Sunday, July 13, 2008   2:06 PM
results for semester one, 1st year at univeristy.i thought i wouldnt be able to manage a distinction, let alone a high distinction. the following results were unreal. even, i couldnt believe it was so easy to score for the semester. the results were based as a percentage of the whole entire semester, taking into account the tests, projects and the final examination. they didnt release the final marks for the examination but i knew i screwed up on a few papers. the end result, unbelievable.
accounting 100 81 high distinction
economics 100 76 distinction
legal framework 100 71 distinction
marketing 100 71 distinction
marketing really did take me by surprise. the project was really on a low mark, while everyone else scored a better than us. we only managed a 63 % for the marketing group project while i had myself a 70% on the individual assignment. the examination probably i would assume to be a 65%. but a 71% overall, now that is unexpected.
the other one that was surprising was accounting. we almost failed the group business project. a 15/25 while everyone else managed a good mark such as a 17-20 range. we were really disappointed in the marking process and the fact that our business project was only labelled as satisfactory. it was a hefty 40% of that mark that we had risk, pulling our overalls down. the examination on the other hand was either really easy as most who did accounting before in year 11/ 12 or was easy to make up for the strict marking in the project wise.
i ought to be proud of myself. my parents were and my friends are jealous of the results that i get, but yet, i dont even feel a tinge of happiness. i dont know why. it's just results we're mulling over, why the stress about how well you do or not? all that matters is the personal achievement of that person. in my case, i did it and i should be happy about it, but why ain't i feeling any of it? what i have felt for the last few years of study is that i have worked so hard just to make everyone happy but not myself.

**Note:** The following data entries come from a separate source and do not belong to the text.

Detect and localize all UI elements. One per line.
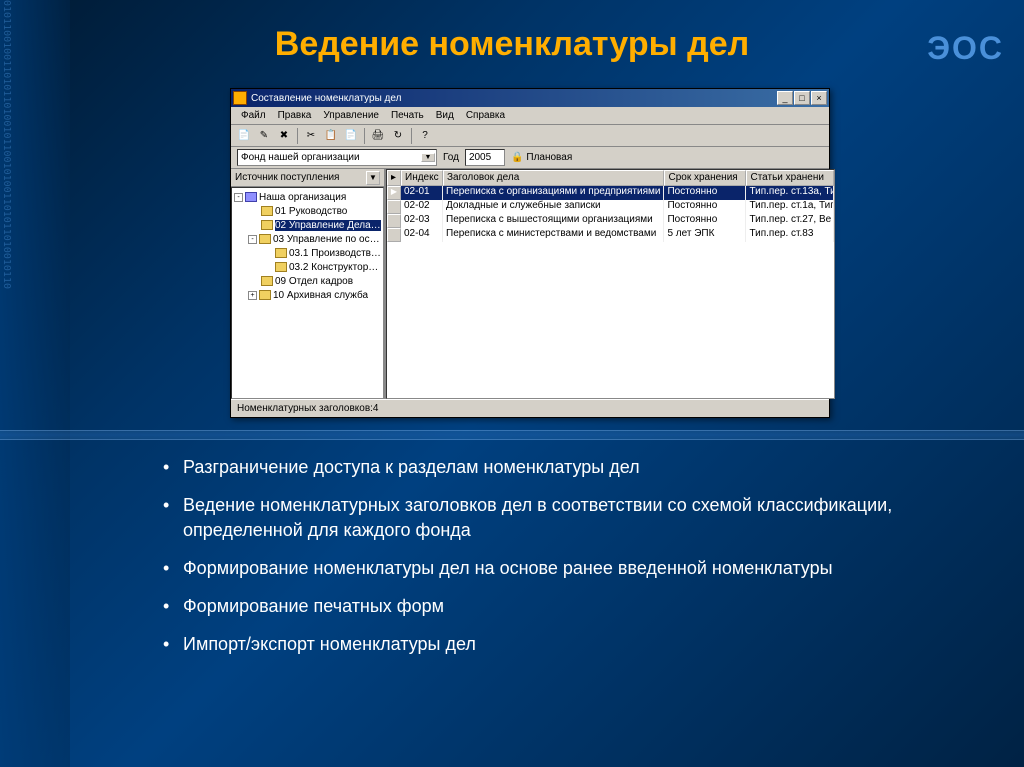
toolbar-separator [297, 128, 298, 144]
grid-header-marker[interactable]: ▸ [387, 170, 401, 186]
background-binary-strip: 0101100100110101101001011001010011010110… [0, 0, 70, 767]
tree-node-02[interactable]: 02 Управление Делами [234, 218, 381, 232]
folder-icon [261, 206, 273, 216]
menu-view[interactable]: Вид [430, 108, 460, 123]
folder-icon [259, 290, 271, 300]
grid-header-index[interactable]: Индекс [401, 170, 443, 186]
tree-node-09[interactable]: 09 Отдел кадров [234, 274, 381, 288]
bullet-3: Формирование номенклатуры дел на основе … [155, 556, 954, 580]
maximize-button[interactable]: □ [794, 91, 810, 105]
window-title: Составление номенклатуры дел [251, 93, 777, 104]
tree: - Наша организация 01 Руководство 02 Упр… [231, 187, 384, 399]
statusbar: Номенклатурных заголовков:4 [231, 399, 829, 417]
minimize-button[interactable]: _ [777, 91, 793, 105]
tree-node-03-1[interactable]: 03.1 Производственный от [234, 246, 381, 260]
toolbar-edit-icon[interactable]: ✎ [255, 127, 273, 145]
toolbar-refresh-icon[interactable]: ↻ [389, 127, 407, 145]
bullet-2: Ведение номенклатурных заголовков дел в … [155, 493, 954, 542]
tree-root[interactable]: - Наша организация [234, 190, 381, 204]
folder-icon [275, 248, 287, 258]
decorative-band [0, 430, 1024, 440]
year-input[interactable]: 2005 [465, 149, 505, 166]
menu-manage[interactable]: Управление [317, 108, 385, 123]
close-button[interactable]: × [811, 91, 827, 105]
folder-icon [275, 262, 287, 272]
toolbar-new-icon[interactable]: 📄 [235, 127, 253, 145]
folder-icon [261, 276, 273, 286]
row-marker-icon: ▶ [387, 186, 401, 200]
grid-header-article[interactable]: Статьи хранени [746, 170, 834, 186]
left-panel-title: Источник поступления [235, 172, 366, 183]
menu-print[interactable]: Печать [385, 108, 430, 123]
toolbar-separator [411, 128, 412, 144]
lock-icon: 🔒 [511, 152, 523, 163]
app-icon [233, 91, 247, 105]
folder-icon [259, 234, 271, 244]
tree-toggle-icon[interactable]: - [248, 235, 257, 244]
toolbar-paste-icon[interactable]: 📄 [342, 127, 360, 145]
year-label: Год [443, 152, 459, 163]
tree-toggle-icon[interactable]: + [248, 291, 257, 300]
grid-row[interactable]: 02-03 Переписка с вышестоящими организац… [387, 214, 834, 228]
left-panel: Источник поступления ▼ - Наша организаци… [231, 169, 386, 399]
tree-node-03-2[interactable]: 03.2 Конструкторский отде [234, 260, 381, 274]
toolbar-copy-icon[interactable]: 📋 [322, 127, 340, 145]
panel-dropdown-button[interactable]: ▼ [366, 171, 380, 185]
row-marker-icon [387, 200, 401, 214]
right-panel: ▸ Индекс Заголовок дела Срок хранения Ст… [386, 169, 835, 399]
logo: ЭОС [927, 30, 1004, 67]
grid-row[interactable]: ▶ 02-01 Переписка с организациями и пред… [387, 186, 834, 200]
menu-edit[interactable]: Правка [272, 108, 318, 123]
grid-row[interactable]: 02-04 Переписка с министерствами и ведом… [387, 228, 834, 242]
work-area: Источник поступления ▼ - Наша организаци… [231, 169, 829, 399]
left-panel-header: Источник поступления ▼ [231, 169, 384, 187]
toolbar-print-icon[interactable]: 🖨 [369, 127, 387, 145]
tree-toggle-icon[interactable]: - [234, 193, 243, 202]
bullet-list: Разграничение доступа к разделам номенкл… [155, 455, 954, 671]
grid: ▸ Индекс Заголовок дела Срок хранения Ст… [386, 169, 835, 399]
bullet-5: Импорт/экспорт номенклатуры дел [155, 632, 954, 656]
toolbar-help-icon[interactable]: ? [416, 127, 434, 145]
tree-node-01[interactable]: 01 Руководство [234, 204, 381, 218]
fund-combo-value: Фонд нашей организации [241, 152, 360, 163]
menu-file[interactable]: Файл [235, 108, 272, 123]
row-marker-icon [387, 228, 401, 242]
plan-indicator: 🔒 Плановая [511, 152, 572, 163]
toolbar-separator [364, 128, 365, 144]
menu-help[interactable]: Справка [460, 108, 511, 123]
toolbar-cut-icon[interactable]: ✂ [302, 127, 320, 145]
org-icon [245, 192, 257, 202]
grid-header: ▸ Индекс Заголовок дела Срок хранения Ст… [387, 170, 834, 186]
status-text: Номенклатурных заголовков:4 [237, 403, 378, 414]
titlebar[interactable]: Составление номенклатуры дел _ □ × [231, 89, 829, 107]
toolbar-delete-icon[interactable]: ✖ [275, 127, 293, 145]
fund-combo[interactable]: Фонд нашей организации [237, 149, 437, 166]
grid-header-title[interactable]: Заголовок дела [443, 170, 664, 186]
bullet-4: Формирование печатных форм [155, 594, 954, 618]
tree-node-03[interactable]: - 03 Управление по основной д [234, 232, 381, 246]
menubar: Файл Правка Управление Печать Вид Справк… [231, 107, 829, 125]
app-window: Составление номенклатуры дел _ □ × Файл … [230, 88, 830, 418]
row-marker-icon [387, 214, 401, 228]
bullet-1: Разграничение доступа к разделам номенкл… [155, 455, 954, 479]
toolbar: 📄 ✎ ✖ ✂ 📋 📄 🖨 ↻ ? [231, 125, 829, 147]
folder-icon [261, 220, 273, 230]
slide-title: Ведение номенклатуры дел [0, 0, 1024, 79]
filter-bar: Фонд нашей организации Год 2005 🔒 Планов… [231, 147, 829, 169]
plan-label: Плановая [526, 152, 572, 163]
tree-node-10[interactable]: + 10 Архивная служба [234, 288, 381, 302]
grid-header-term[interactable]: Срок хранения [664, 170, 746, 186]
grid-row[interactable]: 02-02 Докладные и служебные записки Пост… [387, 200, 834, 214]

when i was young, i desired the attention as the middle child. i have strived so hard to make my parents proud of me and my sisters jealous but in the end i was beat to it. my parents were never as proud of me as compared to my elder sister. if it wasnt for studying, i could have been neglected and left aside, forgotten of my true potential. in the last couple of years, i studied hard for an accpetance into an university, i studied hard so that my parents wouldnt worry about how i would cope in a new study environment, i studied hard for everyone else but me.
next semester it'll be the same and the next few years to come.
i have to learn to work for myself and not for any one else.
i need to take credit for my work and accept the fruits of my labour and,
unless i start to understand that my results are the personal achievement
of my hard work and effort,
i would never understand the true beauty of working hard for myself.